Intermittant lateral turning is indicated for sedated patients and those presenting a neuromuscular disease, or hypoxemia in certain positions, when patients present risk factors for atelectasis or proven sputum retention, or when patients are intubated or tracheostomized.
Postural drainage is indicated to eliminate secretions in patients who have excessive production, ineffective cough, cystic fibrosis, or bronchiectasis, in patients who are intubated, and as treatment for atelectasis and sputum retention.
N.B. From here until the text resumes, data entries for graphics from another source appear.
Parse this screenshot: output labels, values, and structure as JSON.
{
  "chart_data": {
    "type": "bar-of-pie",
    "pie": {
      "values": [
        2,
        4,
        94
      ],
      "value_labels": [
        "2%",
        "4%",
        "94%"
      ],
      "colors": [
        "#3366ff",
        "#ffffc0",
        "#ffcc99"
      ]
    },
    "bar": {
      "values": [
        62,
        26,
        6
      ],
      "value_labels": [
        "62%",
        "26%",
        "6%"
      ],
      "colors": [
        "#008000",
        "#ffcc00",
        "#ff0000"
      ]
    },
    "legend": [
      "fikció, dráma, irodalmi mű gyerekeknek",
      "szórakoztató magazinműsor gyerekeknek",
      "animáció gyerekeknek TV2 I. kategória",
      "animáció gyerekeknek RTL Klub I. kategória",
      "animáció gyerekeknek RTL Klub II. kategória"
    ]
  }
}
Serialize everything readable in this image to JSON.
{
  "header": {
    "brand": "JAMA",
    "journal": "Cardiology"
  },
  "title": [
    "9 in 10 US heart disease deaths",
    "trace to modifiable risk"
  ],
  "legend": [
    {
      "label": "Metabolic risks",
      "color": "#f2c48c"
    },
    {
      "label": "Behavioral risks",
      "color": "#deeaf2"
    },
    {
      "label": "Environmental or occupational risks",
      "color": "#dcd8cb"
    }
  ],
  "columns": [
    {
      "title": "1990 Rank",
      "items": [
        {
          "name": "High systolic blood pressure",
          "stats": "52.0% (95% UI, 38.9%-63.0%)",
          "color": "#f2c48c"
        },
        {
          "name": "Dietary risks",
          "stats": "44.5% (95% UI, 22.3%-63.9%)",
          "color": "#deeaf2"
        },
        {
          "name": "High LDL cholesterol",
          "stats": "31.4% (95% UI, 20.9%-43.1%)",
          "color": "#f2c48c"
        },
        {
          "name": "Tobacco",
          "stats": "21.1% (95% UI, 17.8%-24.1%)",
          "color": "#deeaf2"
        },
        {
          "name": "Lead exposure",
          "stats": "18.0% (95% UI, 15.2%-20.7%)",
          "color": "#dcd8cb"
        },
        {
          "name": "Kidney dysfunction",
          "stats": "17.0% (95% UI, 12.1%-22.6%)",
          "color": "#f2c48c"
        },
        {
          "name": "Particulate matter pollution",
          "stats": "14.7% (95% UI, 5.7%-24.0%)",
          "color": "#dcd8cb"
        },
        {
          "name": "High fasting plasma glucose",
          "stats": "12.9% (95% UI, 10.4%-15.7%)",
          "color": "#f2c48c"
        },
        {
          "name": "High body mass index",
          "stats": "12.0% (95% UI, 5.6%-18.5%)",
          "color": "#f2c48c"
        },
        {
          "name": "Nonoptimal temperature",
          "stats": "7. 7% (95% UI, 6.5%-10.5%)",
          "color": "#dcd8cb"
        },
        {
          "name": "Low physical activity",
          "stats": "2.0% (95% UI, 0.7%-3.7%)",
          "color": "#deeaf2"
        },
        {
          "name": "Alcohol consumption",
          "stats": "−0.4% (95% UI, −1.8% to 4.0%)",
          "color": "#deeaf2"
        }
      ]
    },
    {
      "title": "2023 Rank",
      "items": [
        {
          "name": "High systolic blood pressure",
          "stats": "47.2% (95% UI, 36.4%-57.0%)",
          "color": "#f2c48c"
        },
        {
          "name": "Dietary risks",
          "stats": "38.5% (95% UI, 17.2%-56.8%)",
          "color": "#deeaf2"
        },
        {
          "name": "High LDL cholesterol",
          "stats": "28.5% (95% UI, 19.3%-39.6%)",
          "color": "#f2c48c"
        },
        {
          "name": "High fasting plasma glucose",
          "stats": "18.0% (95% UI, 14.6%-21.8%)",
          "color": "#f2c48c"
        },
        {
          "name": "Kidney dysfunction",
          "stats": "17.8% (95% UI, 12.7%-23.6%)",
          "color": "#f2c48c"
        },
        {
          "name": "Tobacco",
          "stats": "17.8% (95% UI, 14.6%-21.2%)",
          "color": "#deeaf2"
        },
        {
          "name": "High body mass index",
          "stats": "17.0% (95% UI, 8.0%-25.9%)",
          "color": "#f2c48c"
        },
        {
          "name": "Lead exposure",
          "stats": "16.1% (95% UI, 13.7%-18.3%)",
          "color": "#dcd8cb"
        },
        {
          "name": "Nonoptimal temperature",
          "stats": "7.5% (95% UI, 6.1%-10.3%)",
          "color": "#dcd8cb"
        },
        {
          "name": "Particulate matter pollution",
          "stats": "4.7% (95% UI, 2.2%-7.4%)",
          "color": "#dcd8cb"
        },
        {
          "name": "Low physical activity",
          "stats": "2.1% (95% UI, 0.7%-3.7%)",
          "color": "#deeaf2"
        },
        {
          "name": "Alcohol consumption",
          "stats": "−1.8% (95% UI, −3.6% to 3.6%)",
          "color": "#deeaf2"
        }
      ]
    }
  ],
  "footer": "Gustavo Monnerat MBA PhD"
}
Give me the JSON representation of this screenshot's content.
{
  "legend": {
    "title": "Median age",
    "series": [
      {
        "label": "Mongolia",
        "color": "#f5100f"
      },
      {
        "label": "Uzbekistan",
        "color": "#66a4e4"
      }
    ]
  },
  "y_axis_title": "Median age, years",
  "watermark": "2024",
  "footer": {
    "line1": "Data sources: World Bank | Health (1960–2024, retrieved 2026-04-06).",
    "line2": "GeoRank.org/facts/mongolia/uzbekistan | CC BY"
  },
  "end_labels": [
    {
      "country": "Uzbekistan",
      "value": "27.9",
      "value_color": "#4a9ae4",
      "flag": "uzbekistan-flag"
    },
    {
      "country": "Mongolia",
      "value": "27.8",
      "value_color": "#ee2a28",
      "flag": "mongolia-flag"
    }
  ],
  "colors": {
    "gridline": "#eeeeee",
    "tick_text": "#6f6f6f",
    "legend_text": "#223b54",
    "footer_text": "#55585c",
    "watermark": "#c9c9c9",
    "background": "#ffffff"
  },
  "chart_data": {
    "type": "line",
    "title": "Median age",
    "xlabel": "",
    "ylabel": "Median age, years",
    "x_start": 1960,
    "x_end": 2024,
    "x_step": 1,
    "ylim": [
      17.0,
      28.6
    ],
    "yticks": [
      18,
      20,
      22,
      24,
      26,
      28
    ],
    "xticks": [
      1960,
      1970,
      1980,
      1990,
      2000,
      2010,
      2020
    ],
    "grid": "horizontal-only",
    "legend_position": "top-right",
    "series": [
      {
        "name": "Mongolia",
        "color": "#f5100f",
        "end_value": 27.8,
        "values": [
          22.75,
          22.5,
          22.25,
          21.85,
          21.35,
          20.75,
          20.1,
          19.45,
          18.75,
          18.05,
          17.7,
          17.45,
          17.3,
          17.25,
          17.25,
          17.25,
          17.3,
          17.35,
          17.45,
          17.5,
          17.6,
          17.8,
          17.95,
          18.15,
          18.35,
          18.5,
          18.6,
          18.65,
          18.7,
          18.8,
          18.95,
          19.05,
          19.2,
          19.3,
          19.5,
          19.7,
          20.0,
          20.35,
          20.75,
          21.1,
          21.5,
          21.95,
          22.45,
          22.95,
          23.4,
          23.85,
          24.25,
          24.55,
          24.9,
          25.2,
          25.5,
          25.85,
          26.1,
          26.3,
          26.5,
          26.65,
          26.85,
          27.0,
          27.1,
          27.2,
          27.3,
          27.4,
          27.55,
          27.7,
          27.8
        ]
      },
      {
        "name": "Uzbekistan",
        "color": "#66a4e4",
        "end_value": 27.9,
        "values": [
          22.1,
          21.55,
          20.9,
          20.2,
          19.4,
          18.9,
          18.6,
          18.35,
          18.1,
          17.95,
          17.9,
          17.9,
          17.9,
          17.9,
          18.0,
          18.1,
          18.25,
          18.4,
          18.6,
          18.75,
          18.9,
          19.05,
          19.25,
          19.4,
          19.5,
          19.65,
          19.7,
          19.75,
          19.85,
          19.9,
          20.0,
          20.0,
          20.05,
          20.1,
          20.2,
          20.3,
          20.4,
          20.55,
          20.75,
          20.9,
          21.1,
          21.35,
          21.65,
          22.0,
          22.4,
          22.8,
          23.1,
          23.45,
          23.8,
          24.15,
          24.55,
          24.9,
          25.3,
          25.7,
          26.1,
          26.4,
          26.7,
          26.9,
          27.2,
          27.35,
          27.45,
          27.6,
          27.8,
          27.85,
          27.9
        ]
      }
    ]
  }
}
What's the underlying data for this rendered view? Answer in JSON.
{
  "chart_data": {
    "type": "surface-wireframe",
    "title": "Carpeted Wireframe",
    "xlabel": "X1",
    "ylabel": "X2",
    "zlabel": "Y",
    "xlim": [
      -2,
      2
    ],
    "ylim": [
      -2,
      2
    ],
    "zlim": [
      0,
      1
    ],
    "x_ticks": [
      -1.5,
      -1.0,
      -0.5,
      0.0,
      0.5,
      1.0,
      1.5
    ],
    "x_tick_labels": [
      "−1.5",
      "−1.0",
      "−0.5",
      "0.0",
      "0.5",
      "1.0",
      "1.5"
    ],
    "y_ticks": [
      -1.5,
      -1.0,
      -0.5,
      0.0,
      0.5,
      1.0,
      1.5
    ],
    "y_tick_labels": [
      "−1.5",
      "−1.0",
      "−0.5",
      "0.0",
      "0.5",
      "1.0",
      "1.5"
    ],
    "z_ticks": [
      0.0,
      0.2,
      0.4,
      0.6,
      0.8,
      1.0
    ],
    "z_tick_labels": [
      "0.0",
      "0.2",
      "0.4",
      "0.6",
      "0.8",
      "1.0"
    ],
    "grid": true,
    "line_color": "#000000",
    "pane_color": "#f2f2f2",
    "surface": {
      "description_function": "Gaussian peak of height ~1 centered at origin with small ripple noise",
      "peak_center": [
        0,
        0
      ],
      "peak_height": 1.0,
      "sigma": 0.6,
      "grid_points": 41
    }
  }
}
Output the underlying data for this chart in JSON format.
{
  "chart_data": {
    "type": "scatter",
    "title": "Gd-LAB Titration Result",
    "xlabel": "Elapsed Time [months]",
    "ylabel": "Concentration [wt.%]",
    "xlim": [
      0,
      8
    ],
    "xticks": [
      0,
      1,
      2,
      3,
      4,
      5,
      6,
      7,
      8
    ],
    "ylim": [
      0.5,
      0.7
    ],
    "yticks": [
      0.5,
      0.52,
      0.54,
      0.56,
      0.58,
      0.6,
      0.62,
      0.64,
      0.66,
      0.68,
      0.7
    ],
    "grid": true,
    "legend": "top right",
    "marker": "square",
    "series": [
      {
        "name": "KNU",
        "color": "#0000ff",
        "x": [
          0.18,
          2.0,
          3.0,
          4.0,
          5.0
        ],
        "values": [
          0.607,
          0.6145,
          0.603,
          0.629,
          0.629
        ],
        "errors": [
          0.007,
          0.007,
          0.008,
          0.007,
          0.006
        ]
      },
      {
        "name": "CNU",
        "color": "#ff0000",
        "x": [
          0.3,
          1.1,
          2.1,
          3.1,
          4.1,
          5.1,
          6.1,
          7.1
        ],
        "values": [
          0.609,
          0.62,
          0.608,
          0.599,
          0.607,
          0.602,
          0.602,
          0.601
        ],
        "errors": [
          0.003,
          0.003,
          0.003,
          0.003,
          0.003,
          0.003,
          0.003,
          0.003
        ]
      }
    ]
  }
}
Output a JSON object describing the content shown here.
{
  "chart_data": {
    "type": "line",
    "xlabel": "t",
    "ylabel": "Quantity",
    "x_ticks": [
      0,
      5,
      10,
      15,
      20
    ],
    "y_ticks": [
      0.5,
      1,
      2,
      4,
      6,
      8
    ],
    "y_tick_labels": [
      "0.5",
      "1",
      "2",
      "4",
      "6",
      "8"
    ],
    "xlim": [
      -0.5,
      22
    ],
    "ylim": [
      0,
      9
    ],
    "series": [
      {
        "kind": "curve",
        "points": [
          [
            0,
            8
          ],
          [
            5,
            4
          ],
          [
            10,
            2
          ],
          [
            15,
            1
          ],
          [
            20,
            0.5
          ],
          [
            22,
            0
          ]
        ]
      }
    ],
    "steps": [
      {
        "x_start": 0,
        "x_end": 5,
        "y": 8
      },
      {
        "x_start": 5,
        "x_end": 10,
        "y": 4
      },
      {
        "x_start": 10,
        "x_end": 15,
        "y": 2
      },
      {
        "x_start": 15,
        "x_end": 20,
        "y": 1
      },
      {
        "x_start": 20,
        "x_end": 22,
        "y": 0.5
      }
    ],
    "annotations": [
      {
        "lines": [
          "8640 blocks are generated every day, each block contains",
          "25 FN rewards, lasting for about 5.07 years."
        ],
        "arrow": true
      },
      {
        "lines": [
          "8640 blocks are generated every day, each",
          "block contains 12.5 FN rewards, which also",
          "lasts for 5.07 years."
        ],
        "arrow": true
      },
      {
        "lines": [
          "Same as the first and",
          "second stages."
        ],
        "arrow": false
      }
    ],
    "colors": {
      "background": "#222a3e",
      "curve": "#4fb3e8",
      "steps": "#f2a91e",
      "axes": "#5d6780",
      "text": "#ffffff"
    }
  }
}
Percussion is effective when the proximal airways are obstructed. The indications are the same as for other physiotherapy techniques. Preventive or curative percussion can be of benefit to intubated or tracheostomized patients. Incentive spirometry is indicated for all clinical conditions with risk of atelectasis. It can also be used as therapy for minor atelectasis.
Postoperative chest physiotherapy does not provide any benefit when secretions are not abundant. Therefore it is only indicated postoperatively when the patient presents chronic bronchopulmonary pathology (inhaled bronchodilators can be used in combination with physiotherapy), when cough is ineffective, or when atelectasis or sputum retention is established.
In all cases, patients must be monitored (pulse oximeter) and their tolerance evaluated because some can become hypoxemic without warning. All the chest physiotherapy techniques must be reviewed regularly. Therapy should only be continued if there is improvement in expectoration, clinical state, blood gases, or on the chest radiograph.